While at Google, I was lucky to have worked with Alfred Spector as a research scientist and research manager for nearly 6 years, and was deeply touched by his generosity of spirit. He, along with my manager, was supportive of the work of my team, and I’m grateful for the work we were able to do there, among them: building the core small-to-midsize machine learning libraries, building one of the first machine learning as a service platforms (the Google Prediction API), and building a real-time collaborative data science platform on top of the iPython notebook called “coLaboratory”. In addition this work, we were also able to do some academic research.

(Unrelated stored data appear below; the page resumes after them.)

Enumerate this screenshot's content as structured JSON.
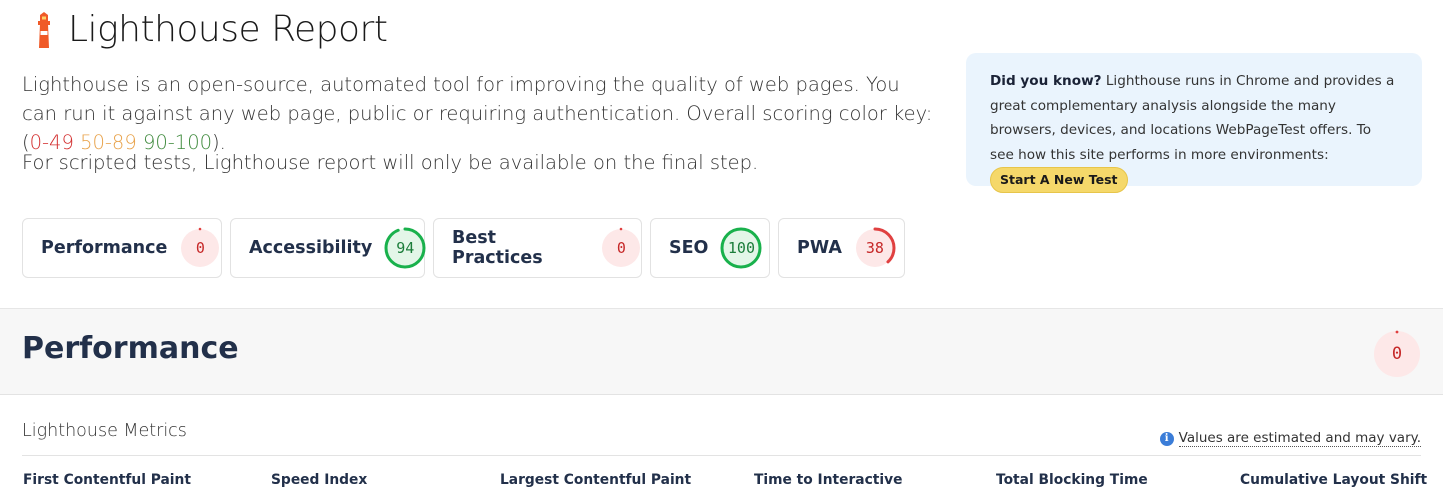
{
  "header": {
    "title": "Lighthouse Report",
    "icon": "lighthouse-icon"
  },
  "intro": {
    "text_before": "Lighthouse is an open-source, automated tool for improving the quality of web pages. You can run it against any web page, public or requiring authentication. Overall scoring color key: (",
    "range_poor": "0-49",
    "range_average": "50-89",
    "range_good": "90-100",
    "text_after": ").",
    "scripted_note": "For scripted tests, Lighthouse report will only be available on the final step."
  },
  "did_you_know": {
    "heading": "Did you know?",
    "body": "Lighthouse runs in Chrome and provides a great complementary analysis alongside the many browsers, devices, and locations WebPageTest offers. To see how this site performs in more environments:",
    "button_label": "Start A New Test"
  },
  "scores": [
    {
      "label": "Performance",
      "score": "0",
      "value": 0,
      "status": "poor"
    },
    {
      "label": "Accessibility",
      "score": "94",
      "value": 94,
      "status": "good"
    },
    {
      "label": "Best Practices",
      "score": "0",
      "value": 0,
      "status": "poor"
    },
    {
      "label": "SEO",
      "score": "100",
      "value": 100,
      "status": "good"
    },
    {
      "label": "PWA",
      "score": "38",
      "value": 38,
      "status": "poor"
    }
  ],
  "performance_section": {
    "title": "Performance",
    "score": "0",
    "value": 0
  },
  "metrics": {
    "title": "Lighthouse Metrics",
    "note": "Values are estimated and may vary.",
    "columns": [
      "First Contentful Paint",
      "Speed Index",
      "Largest Contentful Paint",
      "Time to Interactive",
      "Total Blocking Time",
      "Cumulative Layout Shift"
    ]
  },
  "colors": {
    "poor": "#c62828",
    "poor_fill": "#fde8e8",
    "poor_ring": "#e04040",
    "good": "#1b7d3a",
    "good_fill": "#e3f6e8",
    "good_ring": "#19b14c",
    "callout_bg": "#eaf4fd",
    "cta_bg": "#f5d86a"
  }
}
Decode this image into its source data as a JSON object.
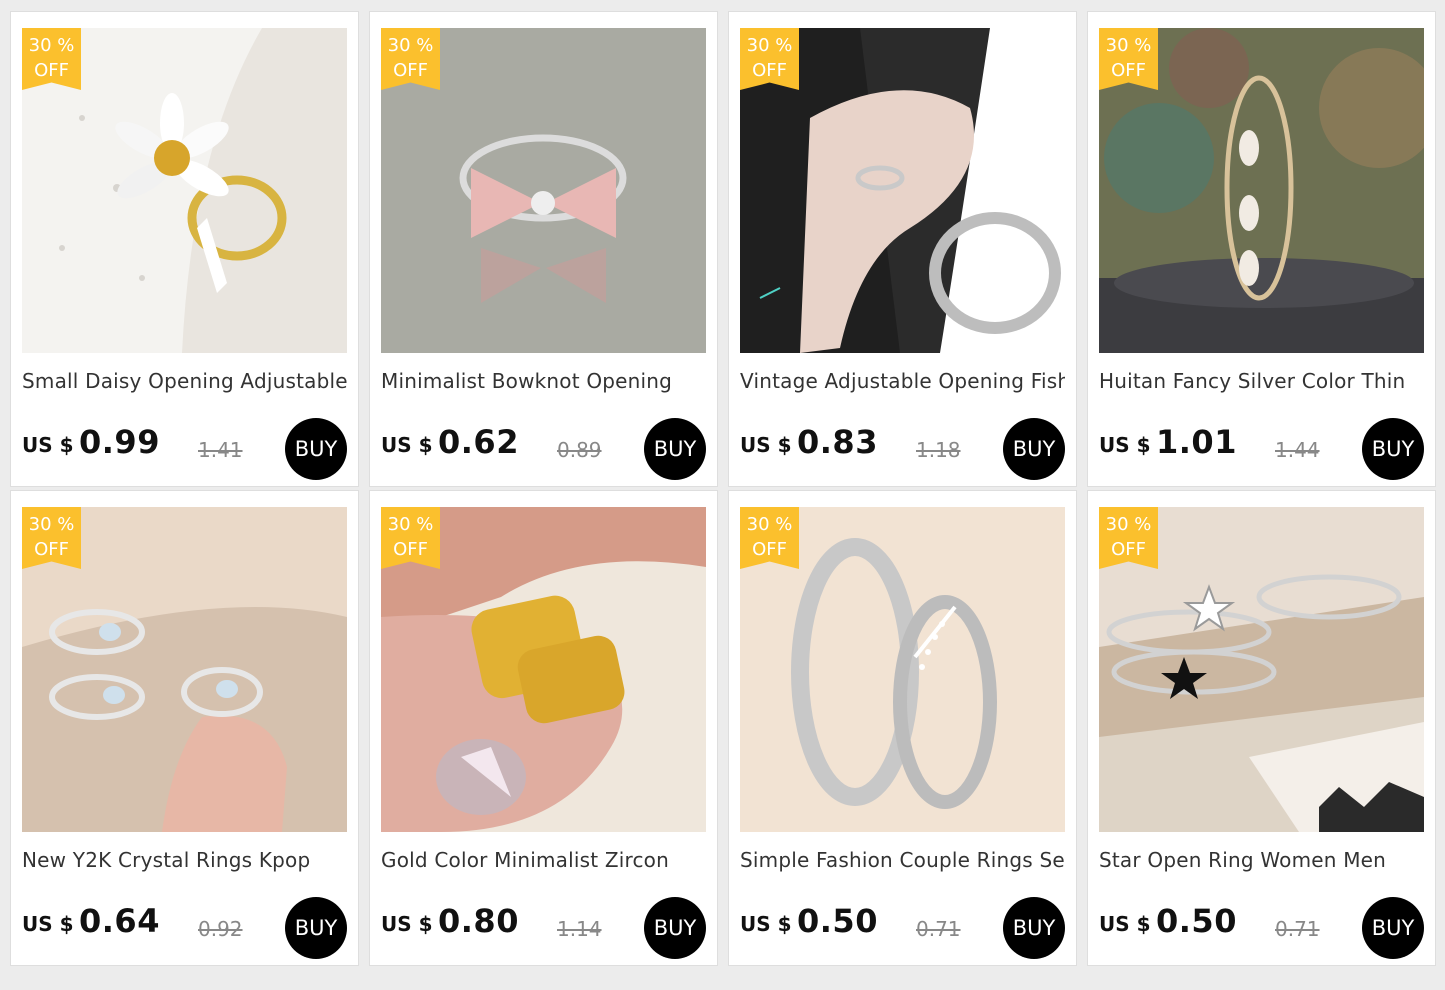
{
  "products": [
    {
      "discount_pct": "30 %",
      "discount_off": "OFF",
      "title": "Small Daisy Opening Adjustable",
      "currency": "US $",
      "price": "0.99",
      "old_price": "1.41",
      "buy_label": "BUY",
      "image_icon": "daisy-ring-image",
      "colors": {
        "bg": "#e9e5df",
        "accent": "#ffffff",
        "metal": "#d8b441"
      }
    },
    {
      "discount_pct": "30 %",
      "discount_off": "OFF",
      "title": "Minimalist Bowknot Opening",
      "currency": "US $",
      "price": "0.62",
      "old_price": "0.89",
      "buy_label": "BUY",
      "image_icon": "bowknot-ring-image",
      "colors": {
        "bg": "#a9aaa2",
        "accent": "#e8b7b4",
        "metal": "#d6d6d6"
      }
    },
    {
      "discount_pct": "30 %",
      "discount_off": "OFF",
      "title": "Vintage Adjustable Opening Fish",
      "currency": "US $",
      "price": "0.83",
      "old_price": "1.18",
      "buy_label": "BUY",
      "image_icon": "fish-ring-image",
      "colors": {
        "bg": "#2b2b2b",
        "accent": "#e8d3c9",
        "metal": "#c9c9c9"
      }
    },
    {
      "discount_pct": "30 %",
      "discount_off": "OFF",
      "title": "Huitan Fancy Silver Color Thin",
      "currency": "US $",
      "price": "1.01",
      "old_price": "1.44",
      "buy_label": "BUY",
      "image_icon": "thin-silver-ring-image",
      "colors": {
        "bg": "#6d7052",
        "accent": "#f1ebe3",
        "metal": "#d8c29a"
      }
    },
    {
      "discount_pct": "30 %",
      "discount_off": "OFF",
      "title": "New Y2K Crystal Rings Kpop",
      "currency": "US $",
      "price": "0.64",
      "old_price": "0.92",
      "buy_label": "BUY",
      "image_icon": "crystal-rings-image",
      "colors": {
        "bg": "#d5c1ae",
        "accent": "#cfe0ec",
        "metal": "#e7e7e7"
      }
    },
    {
      "discount_pct": "30 %",
      "discount_off": "OFF",
      "title": "Gold Color Minimalist Zircon",
      "currency": "US $",
      "price": "0.80",
      "old_price": "1.14",
      "buy_label": "BUY",
      "image_icon": "gold-rings-image",
      "colors": {
        "bg": "#efe7dc",
        "accent": "#d59b88",
        "metal": "#e1b133"
      }
    },
    {
      "discount_pct": "30 %",
      "discount_off": "OFF",
      "title": "Simple Fashion Couple Rings Set",
      "currency": "US $",
      "price": "0.50",
      "old_price": "0.71",
      "buy_label": "BUY",
      "image_icon": "couple-rings-image",
      "colors": {
        "bg": "#f2e3d3",
        "accent": "#ffffff",
        "metal": "#c8c8c8"
      }
    },
    {
      "discount_pct": "30 %",
      "discount_off": "OFF",
      "title": "Star Open Ring Women Men",
      "currency": "US $",
      "price": "0.50",
      "old_price": "0.71",
      "buy_label": "BUY",
      "image_icon": "star-rings-image",
      "colors": {
        "bg": "#cbb7a1",
        "accent": "#f4efe9",
        "metal": "#d2d2d2"
      }
    }
  ],
  "theme": {
    "badge": "#fbc02d",
    "buy_button": "#000000",
    "page_bg": "#ececec"
  }
}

During my time there, I was also able to see first hand his views of the “hybrid research model”. I have some very strong views about it, and though Alfred is obviously not here to respond, I hope to explain it adequately and explain my concerns about it.

In a 2014 paper, Alfred Spector and colleagues explained their thoughts on the hybrid research model at Google. The core idea of the hybrid research model is that there should be no division between “research” and “practice”, and that research activities are organized “pragmatically” which means, I’ll posit, organized in deference to short-term, 1–3 year, business priorities, not to research which could be 10 or more years out.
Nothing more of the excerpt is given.